Absolutely it is acceptable to use several different flooring types in a home. In fact, I encourage it! For example, if you have an elegant master bath with natural stone floors, you don’t need to spend the money putting a product like natural stone in your child’s bath. Another reason would be the style of the room. A master bath can have a completely different feel, such as an elegant one, where a child’s bath might have a whimsical feel that calls for a fun ceramic tile. Each room can have its own personality expressed through the type of floor covering you choose.
Another design point to keep in mind is how much of what type of product such as tile you are using. If you are using a decorative or extremely colorful tile, you don’t want to use it in too many places. One reason is that it can lose its uniqueness. My aunt (and fellow designer) always says, “You don’t want it to look like they had a fire sale and you bought everything they had!” If your plan is to keep your floors neutral so that you can incorporate color in other areas such as the walls and you want to use a neutral product in your home in every room, you may want to use the same product for better buying power.

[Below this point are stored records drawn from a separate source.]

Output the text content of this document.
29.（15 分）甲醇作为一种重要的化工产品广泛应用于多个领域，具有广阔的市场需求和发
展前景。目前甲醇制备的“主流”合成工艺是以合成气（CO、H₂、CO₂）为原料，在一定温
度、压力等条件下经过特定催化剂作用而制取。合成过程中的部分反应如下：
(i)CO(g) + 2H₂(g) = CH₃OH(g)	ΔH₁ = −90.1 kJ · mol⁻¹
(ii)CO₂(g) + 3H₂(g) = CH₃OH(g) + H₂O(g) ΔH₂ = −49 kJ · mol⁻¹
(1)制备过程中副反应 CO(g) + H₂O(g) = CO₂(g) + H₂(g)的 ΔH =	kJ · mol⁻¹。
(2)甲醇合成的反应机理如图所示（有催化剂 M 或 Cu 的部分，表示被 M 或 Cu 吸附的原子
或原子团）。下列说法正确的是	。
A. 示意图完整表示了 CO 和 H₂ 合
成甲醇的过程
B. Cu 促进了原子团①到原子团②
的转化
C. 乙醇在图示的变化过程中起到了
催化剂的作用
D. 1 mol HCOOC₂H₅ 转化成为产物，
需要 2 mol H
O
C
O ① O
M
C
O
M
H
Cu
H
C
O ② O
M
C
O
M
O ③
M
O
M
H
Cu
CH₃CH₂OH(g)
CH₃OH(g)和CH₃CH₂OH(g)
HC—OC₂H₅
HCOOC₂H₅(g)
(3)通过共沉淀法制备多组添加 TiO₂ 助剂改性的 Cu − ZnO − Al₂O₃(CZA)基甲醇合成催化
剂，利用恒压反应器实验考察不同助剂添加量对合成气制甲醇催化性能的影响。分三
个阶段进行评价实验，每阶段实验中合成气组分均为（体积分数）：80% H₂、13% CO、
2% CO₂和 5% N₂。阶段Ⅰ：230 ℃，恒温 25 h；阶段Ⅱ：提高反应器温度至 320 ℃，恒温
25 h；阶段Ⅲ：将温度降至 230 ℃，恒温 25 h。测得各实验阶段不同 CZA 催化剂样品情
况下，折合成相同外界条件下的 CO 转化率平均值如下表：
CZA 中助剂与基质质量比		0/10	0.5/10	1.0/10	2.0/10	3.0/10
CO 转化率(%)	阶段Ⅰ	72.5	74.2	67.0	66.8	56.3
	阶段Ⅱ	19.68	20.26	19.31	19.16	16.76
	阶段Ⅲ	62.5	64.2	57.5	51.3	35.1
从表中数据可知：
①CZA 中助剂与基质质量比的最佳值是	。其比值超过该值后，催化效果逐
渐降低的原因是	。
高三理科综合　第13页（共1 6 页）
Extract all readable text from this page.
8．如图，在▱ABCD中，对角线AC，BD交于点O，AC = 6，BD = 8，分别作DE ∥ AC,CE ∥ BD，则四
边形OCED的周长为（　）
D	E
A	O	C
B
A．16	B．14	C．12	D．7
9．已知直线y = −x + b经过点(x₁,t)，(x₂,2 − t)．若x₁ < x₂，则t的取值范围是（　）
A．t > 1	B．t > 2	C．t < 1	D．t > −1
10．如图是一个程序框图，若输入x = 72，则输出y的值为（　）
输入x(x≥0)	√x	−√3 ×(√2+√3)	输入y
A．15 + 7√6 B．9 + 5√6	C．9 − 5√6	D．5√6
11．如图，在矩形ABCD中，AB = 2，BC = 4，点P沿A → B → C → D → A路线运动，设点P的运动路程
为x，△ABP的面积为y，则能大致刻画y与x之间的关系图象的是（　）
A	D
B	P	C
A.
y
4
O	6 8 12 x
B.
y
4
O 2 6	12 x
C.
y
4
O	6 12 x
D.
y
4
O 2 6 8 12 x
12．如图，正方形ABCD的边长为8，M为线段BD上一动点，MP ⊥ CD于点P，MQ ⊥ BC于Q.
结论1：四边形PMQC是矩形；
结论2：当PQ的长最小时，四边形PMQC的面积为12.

If you are looking for continuity, there is certainly nothing wrong with using the same flooring throughout your home. Just be sure to use the right product type for the type of room the flooring will be installed in. Just because carpet is in the living room that is adjacent to the kitchen doesn’t mean that the kitchen should have carpet, too.
Using the same type of flooring product can help some open areas look larger by not changing color, pattern or texture. However, changing flooring products in an open area can help define each area such as seperating a dining area from a kitchen and living area.
A good idea in the planning phase is to color code your blue prints with different colors for each type of flooring. This can give you an idea of how things will flow when the floors are installed. Keep in mind that when you have an area that can be completely closed off with a door, it can have a standalone look and feel.